In-Vehicle Navigation Systems
As Kelley Blue Book's Vlasuk underscored, the navigation features that come with the infotainment systems may wind up being as superfluous as the rest of infotainment system for drivers that already own smartphones or Bluetooth devices.
On that note, Vlasuk generally advises against luxury in-vehicle navigation systems. "Expensive integrated in-vehicle navigation systems don't make any sense anymore," he says. "You see them most of the time in luxury makes, so the Audi, BMW, companies like that. You have to spend $2,000 to $3,000 on these things and you really don't get much. Expensive navigation only makes sense for people who don't own a smart phone."

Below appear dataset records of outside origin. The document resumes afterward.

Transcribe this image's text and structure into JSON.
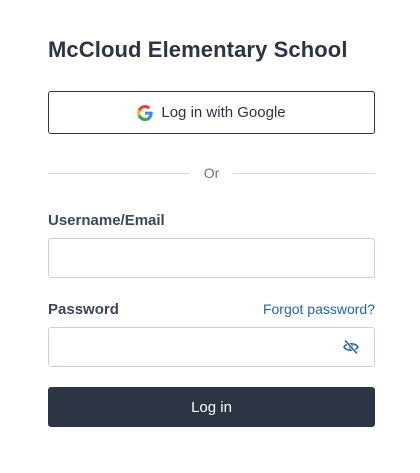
{
  "school": {
    "title": "McCloud Elementary School"
  },
  "google_login": {
    "label": "Log in with Google",
    "icon": "google-logo-icon"
  },
  "divider": {
    "text": "Or"
  },
  "username": {
    "label": "Username/Email",
    "value": "",
    "placeholder": ""
  },
  "password": {
    "label": "Password",
    "value": "",
    "placeholder": "",
    "forgot_link": "Forgot password?",
    "toggle_icon": "eye-slash-icon"
  },
  "submit": {
    "label": "Log in"
  },
  "colors": {
    "primary": "#2d3444",
    "link": "#2566a8",
    "border": "#cdd2da",
    "divider": "#d5d9e0"
  }
}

Like the complete infotainment system, Vlasuk sees expensive navigation systems being replaced by the less costly features of Android car integrations and Apple's CarPlay. While expensive, in-vehicle navigation systems also require annual payments to keep the maps current, the navigation systems running on smartphone devices are not only familiar, they're continuously updated for free.Vlasuk says for now, luxury car owners can simply buy an aftermarket mount for hands-free smartphone navigation or use Bluetooth audio-enabled, portable navigation devices for easy turn-by-turn directions while they're still awaiting the full integration of smartphone devices into car systems.